I looked at the Treasury Department’s “green book” on the Administration’s revenue proposals only a few days ago, curious to see how the Bush (soon-to-be Obama) tax cuts would be described, considering that they comprise the single most costly policy in President Obama’s proposed budget (about $2 trillion over ten years according to CBO). Seems like a pretty significant “revenue proposal” to describe, right? The Treasury green book is 131 pages long, with each tax proposal described fairly thoroughly, over the course of 1 to a few pages each, in terms of current-law treatment, reason for change, and the specifics on the President’s proposal. Yet the extension of the 2001 and 2003 tax cuts is described in exactly two places–first, as a footnote in the table of contents (note, through the emphasis added, how hiding behind the “baseline issue” disguises what is actually a “primary policy proposal” of the Obama Administration)…
The [Obama] Administration’s primary policy proposals reflect changes from a tax baseline that modifies current law by “patching” the alternative minimum tax, freezing the estate tax, and making permanent a number of the [Bush] tax cuts enacted in 2001 and 2003. The baseline changes to current law are described in the Appendix.
…and then, turning to that Appendix (very last paragraph on page 125, the last text page of the document):
Continue the 2001 and 2003 tax cuts. Most of the tax reductions enacted in 2001 and 2003 expire on December 31, 2010. The Administration’s baseline projection of current policy continues all of these expiring provisions except for repeal of estate and generation-skipping transfer taxes. Estate and gift taxes are assumed to be extended at parameters in effect for calendar year 2009 (a top rate of 45 percent and an exemption amount of $3.5 million).
That’s it. That’s the explanation of $2 trillion worth of tax cuts as described in Treasury’s “General Explanations of the Administration’s Fiscal Year 2010 Revenue Proposals.”
Is it that the Administration doesn’t have much to say about those Bush/now Obama tax cuts? No, that can’t be it. President Obama’s budget director, Peter Orszag, had a lot to say about the merits (not) of making the Bush tax cuts permanent, back in 2004 (with then-colleague Bill Gale). Among their conclusions (summarized here):
Studies from researchers in academia, the Federal Reserve, the Congressional Budget Office (CBO), and the Joint Committee on Taxation (JCT), as well as our own research, indicate that making the tax cuts permanent could increase the size of the economy slightly for a temporary period but would reduce the size of the economy in the longterm.
Making the tax cuts permanent is likely to reduce, not increase, the size of the economy in the longterm.Making the tax cuts permanent would not reduce uncertainty. Making the tax cuts permanent would raise the underlying fiscal gap — the difference between projected revenue and spending — and hence raise uncertainty about how the gap will eventually be closed. Also, making the tax cuts permanent would likely harm short-term economic activity.
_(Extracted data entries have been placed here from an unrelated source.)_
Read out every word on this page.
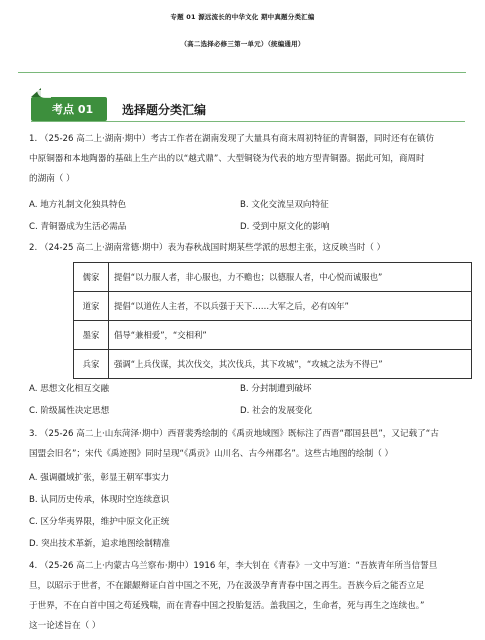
专题 01 源远流长的中华文化 期中真题分类汇编
（高二选择必修三第一单元）（统编通用）
考点 01 选择题分类汇编
1. （25-26 高二上·湖南·期中）考古工作者在湖南发现了大量具有商末周初特征的青铜器，同时还有在镇仿
中原铜器和本地陶器的基础上生产出的以“越式鼎”、大型铜铙为代表的地方型青铜器。据此可知，商周时
的湖南（ ）
A. 地方礼制文化独具特色	B. 文化交流呈双向特征
C. 青铜器成为生活必需品	D. 受到中原文化的影响
2. （24-25 高二上·湖南常德·期中）表为春秋战国时期某些学派的思想主张，这反映当时（ ）
儒家	提倡“以力服人者，非心服也，力不赡也；以德服人者，中心悦而诚服也”
道家	提倡“以道佐人主者，不以兵强于天下……大军之后，必有凶年”
墨家	倡导“兼相爱”，“交相利”
兵家	强调“上兵伐谋，其次伐交，其次伐兵，其下攻城”，“攻城之法为不得已”
A. 思想文化相互交融	B. 分封制遭到破坏
C. 阶级属性决定思想	D. 社会的发展变化
3. （25-26 高二上·山东菏泽·期中）西晋裴秀绘制的《禹贡地域图》既标注了西晋“郡国县邑”，又记载了“古
国盟会旧名”；宋代《禹迹图》同时呈现“《禹贡》山川名、古今州郡名”。这些古地图的绘制（ ）
A. 强调疆域扩张，彰显王朝军事实力
B. 认同历史传承，体现时空连续意识
C. 区分华夷界限，维护中原文化正统
D. 突出技术革新，追求地图绘制精准
4. （25-26 高二上·内蒙古乌兰察布·期中）1916 年，李大钊在《青春》一文中写道：“吾族青年所当信誓旦
旦，以昭示于世者，不在龈龈辩证白首中国之不死，乃在汲汲孕育青春中国之再生。吾族今后之能否立足
于世界，不在白首中国之苟延残喘，而在青春中国之投胎复活。盖我国之，生命者，死与再生之连续也。”
这一论述旨在（ ）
By the standards applied to recent tax cuts, making the tax cuts permanent is not affordable. Despite projections of large and growing surpluses at the time, even the 2001 tax cuts were made temporary, due in part to concerns that they would not ultimately be affordable. Since then, current and projected future budgets deficits have grown dramatically.
And more recently (April 2007), Austan Goolsbee, now a member of the President’s Council of Economic Advisers, wrote that “deficits still matter” and that:
[P]resident [Bush], by requesting hundreds of billions of dollars in further tax cuts, has painted himself into such a tight corner that he cannot produce a fiscally responsible budget without leaning heavily on such dubious assumptions [such as a growing alternative minimum tax, low growth in federal spending, and the continued "raiding" of the Social Security trust fund]…One of the stated goals of the big tax cuts [President Bush] pushed through a compliant GOP Congress–including dividend tax cuts, capital gains tax cuts, estate tax cuts, and top-bracket income tax cuts–was to increase incentives for high-income people to save. On the most practical level imaginable, this policy–call it Supply Side 101–has failed. The savings of high-income people have not increased dramatically, certainly not enough to offset the plunge in the national savings rate that the big Bush deficits represent (because a nation’s savings rate combines personal, corporate, and government savings).
Yes, economic circumstances have changed, and the current case for short-term deficit spending is as good as it ever gets. But the case for longer-term deficit spending in the form of permanent, deficit-financed tax cuts (an extension that wouldn’t take effect until after the recession has ended), doesn’t seem to be any better now than it was back in 2004 or 2007–and perhaps the case is even weaker now. It seems this at least deserves some explanation in the green book of “general explanations,” doesn’t it? Or some explanation, somewhere, from the Obama Administration, now that those tax cuts are such a huge part of President Obama’s budget?
Obviously, I still don’t get it. Why all this Obama love all of a sudden for the same old Bush tax cuts?